Capigruppo: dai dem scelte al femminile

Alchimie più complesse, invece, per il Pd. Si parte dei, anzi delle capigruppo attuali, Debora Serracchiani alla Camera e Simona Malpezzi al Senato. Intanto ferve l’attesa delle matricole. «A me non hanno fatto sapere nulla, staranno ancora discutendo», ammette un peones dem aggirandosi in un Transatlantico deserto. La scelta sui capigruppo non è semplice perché è legata a quella dei nuovi vertici delle Camere.
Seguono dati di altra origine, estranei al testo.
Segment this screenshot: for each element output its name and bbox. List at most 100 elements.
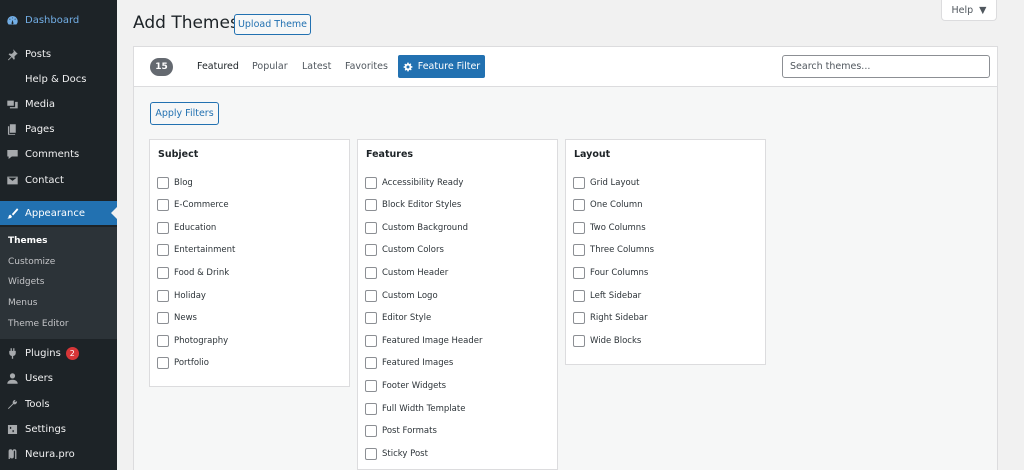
submenu-item-theme-editor[interactable]: Theme Editor	[8, 319, 69, 329]
filter-option-label: Portfolio	[174, 358, 209, 369]
tab-popular[interactable]: Popular	[252, 61, 288, 72]
sidebar-item-label: Plugins	[25, 347, 61, 359]
filter-group-title: Layout	[574, 149, 611, 160]
filter-checkbox[interactable]	[573, 312, 585, 325]
filter-checkbox[interactable]	[365, 221, 377, 234]
filter-option[interactable]: Editor Style	[365, 312, 431, 325]
filter-option[interactable]: Photography	[157, 334, 228, 347]
media-icon	[5, 97, 19, 111]
sidebar-item-pages[interactable]: Pages	[0, 117, 117, 141]
sidebar-item-contact[interactable]: Contact	[0, 168, 117, 192]
filter-option-label: Entertainment	[174, 245, 236, 256]
filter-checkbox[interactable]	[365, 379, 377, 392]
filter-option[interactable]: Four Columns	[573, 266, 648, 279]
filter-option[interactable]: Block Editor Styles	[365, 199, 461, 212]
filter-checkbox[interactable]	[365, 199, 377, 212]
submenu-item-customize[interactable]: Customize	[8, 257, 55, 267]
filter-checkbox[interactable]	[573, 289, 585, 302]
filter-option[interactable]: Accessibility Ready	[365, 176, 463, 189]
filter-option[interactable]: News	[157, 312, 197, 325]
filter-checkbox[interactable]	[157, 176, 169, 189]
filter-checkbox[interactable]	[365, 447, 377, 460]
filter-checkbox[interactable]	[365, 266, 377, 279]
tab-latest[interactable]: Latest	[302, 61, 331, 72]
submenu-item-menus[interactable]: Menus	[8, 298, 37, 308]
sidebar-item-label: Comments	[25, 148, 80, 160]
filter-checkbox[interactable]	[365, 357, 377, 370]
filter-option[interactable]: Holiday	[157, 289, 206, 302]
submenu-item-widgets[interactable]: Widgets	[8, 277, 44, 287]
filter-option[interactable]: Featured Images	[365, 357, 453, 370]
sidebar-item-tools[interactable]: Tools	[0, 392, 117, 416]
filter-option[interactable]: Sticky Post	[365, 447, 428, 460]
filter-option[interactable]: Right Sidebar	[573, 312, 648, 325]
filter-checkbox[interactable]	[365, 312, 377, 325]
filter-checkbox[interactable]	[157, 199, 169, 212]
filter-option[interactable]: Post Formats	[365, 425, 437, 438]
sidebar-item-posts[interactable]: Posts	[0, 42, 117, 66]
sidebar-item-users[interactable]: Users	[0, 366, 117, 390]
tab-featured[interactable]: Featured	[197, 61, 239, 72]
filter-checkbox[interactable]	[157, 266, 169, 279]
filter-checkbox[interactable]	[365, 425, 377, 438]
filter-option-label: Three Columns	[590, 245, 655, 256]
filter-checkbox[interactable]	[573, 176, 585, 189]
filter-checkbox[interactable]	[157, 221, 169, 234]
feature-filter-button[interactable]: Feature Filter	[398, 55, 485, 78]
sidebar-item-plugins[interactable]: Plugins 2	[0, 341, 117, 365]
search-themes-input[interactable]	[782, 55, 990, 78]
submenu-item-themes[interactable]: Themes	[8, 236, 48, 246]
users-icon	[5, 371, 19, 385]
filter-option[interactable]: Full Width Template	[365, 402, 465, 415]
filter-checkbox[interactable]	[573, 244, 585, 257]
sidebar-item-label: Help & Docs	[25, 73, 87, 85]
sidebar-item-help-docs[interactable]: Help & Docs	[0, 67, 117, 91]
sidebar-item-dashboard[interactable]: Dashboard	[0, 8, 117, 32]
sidebar-item-neura-pro[interactable]: Neura.pro	[0, 442, 117, 466]
filter-checkbox[interactable]	[573, 221, 585, 234]
filter-option[interactable]: Education	[157, 221, 216, 234]
filter-checkbox[interactable]	[157, 289, 169, 302]
filter-option[interactable]: Footer Widgets	[365, 379, 446, 392]
sidebar-item-appearance[interactable]: Appearance	[0, 201, 117, 225]
filter-option[interactable]: Food & Drink	[157, 266, 229, 279]
filter-option[interactable]: Three Columns	[573, 244, 654, 257]
filter-option[interactable]: Custom Colors	[365, 244, 444, 257]
filter-option[interactable]: Portfolio	[157, 357, 209, 370]
sidebar-item-comments[interactable]: Comments	[0, 142, 117, 166]
filter-checkbox[interactable]	[157, 334, 169, 347]
upload-theme-button[interactable]: Upload Theme	[234, 14, 311, 35]
filter-option[interactable]: Left Sidebar	[573, 289, 641, 302]
filter-option-label: Full Width Template	[382, 403, 466, 414]
filter-checkbox[interactable]	[365, 334, 377, 347]
filter-checkbox[interactable]	[157, 357, 169, 370]
filter-option[interactable]: Custom Logo	[365, 289, 438, 302]
sidebar-item-media[interactable]: Media	[0, 92, 117, 116]
filter-option[interactable]: Custom Background	[365, 221, 468, 234]
filter-checkbox[interactable]	[365, 402, 377, 415]
filter-checkbox[interactable]	[573, 334, 585, 347]
tab-favorites[interactable]: Favorites	[345, 61, 388, 72]
help-button[interactable]: Help ▼	[941, 0, 997, 21]
apply-filters-button[interactable]: Apply Filters	[150, 102, 219, 125]
filter-option[interactable]: Featured Image Header	[365, 334, 483, 347]
filter-checkbox[interactable]	[157, 312, 169, 325]
filter-checkbox[interactable]	[573, 266, 585, 279]
filter-checkbox[interactable]	[365, 176, 377, 189]
filter-option-label: Custom Colors	[382, 245, 444, 256]
filter-option[interactable]: Wide Blocks	[573, 334, 641, 347]
filter-option[interactable]: One Column	[573, 199, 643, 212]
filter-option[interactable]: E-Commerce	[157, 199, 229, 212]
filter-option[interactable]: Entertainment	[157, 244, 235, 257]
filter-checkbox[interactable]	[365, 289, 377, 302]
filter-checkbox[interactable]	[365, 244, 377, 257]
theme-count-badge: 15	[150, 58, 173, 76]
filter-checkbox[interactable]	[573, 199, 585, 212]
filter-option[interactable]: Grid Layout	[573, 176, 639, 189]
filter-checkbox[interactable]	[157, 244, 169, 257]
filter-option[interactable]: Two Columns	[573, 221, 646, 234]
filter-option-label: News	[174, 313, 197, 324]
sidebar-item-settings[interactable]: Settings	[0, 417, 117, 441]
filter-option[interactable]: Blog	[157, 176, 193, 189]
filter-option[interactable]: Custom Header	[365, 266, 448, 279]
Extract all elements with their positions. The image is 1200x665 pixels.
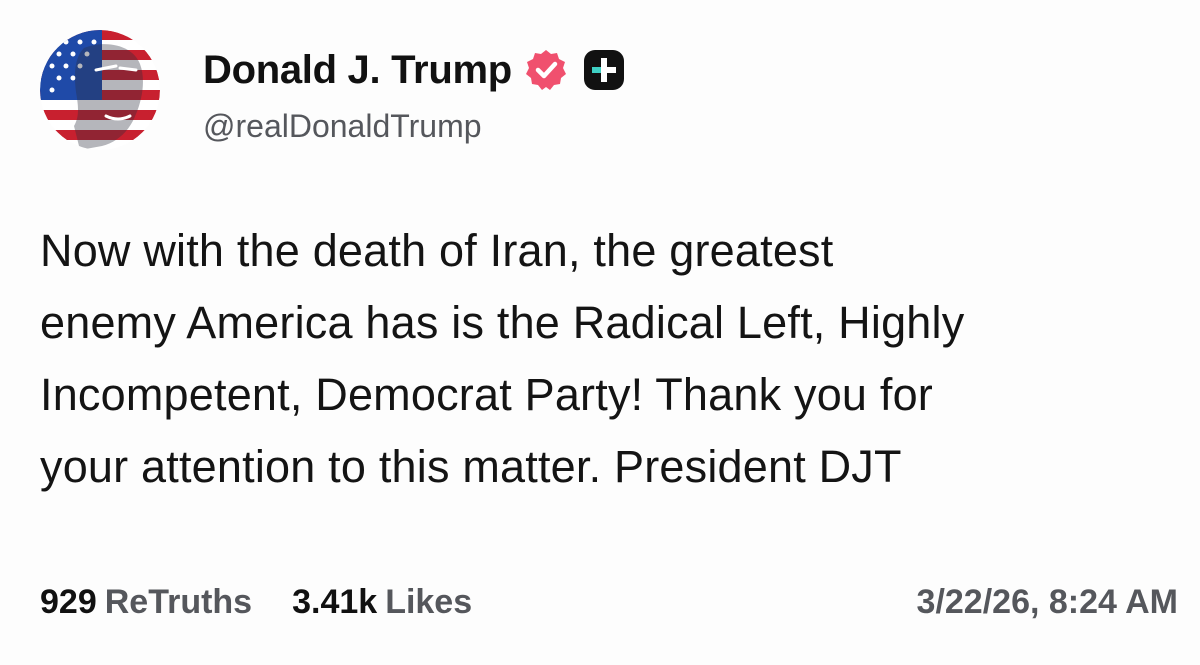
retruths-stat[interactable]: 929 ReTruths (40, 583, 252, 622)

E qui la questione si complica perchè serve l’accordo tra le opposizioni. Accordo che, almeno tra Pd e Terzo polo, non c’è. Si sa solo che il Pd farà scelte al femminile, così come auspicato da Enrico Letta. Le alternative per gruppi (Anna Ascani alla Camera e Valeria Valente o Anna Rossomando al Senato) dipendono anche dalle nuove presidenze del Parlamento.

Il Terzo polo: «No a spartizione Pd-M5S»

I dem si aspettano un vicepresidente e un questore per ramo. In deciso calo, alla Camera, le quotazioni di Alessandro Zan come “anti-Fontana“. Ma tutto si è complicato, appunto, in forza dello scontro Pd-Azione. «Se Pd e 5Stelle ci tengono fuori ci rivolgiamo al Capo dello Stato», avverte Matteo Renzi. Mentre Carlo Calenda già fa sapere che «in caso di spartizione» il Terzo Polo non parteciperà alla votazione. Minacce che però i dem derubricano a tattica. Lo spiega così Francesco Boccia: «Con i numeri che hanno possono avere gli incarichi elettivi, una vicepresidenza è un po’ troppo». Tutto chiaro? Nemmeno per sogno, come conferma il commento della Paita: «Boccia vaneggia».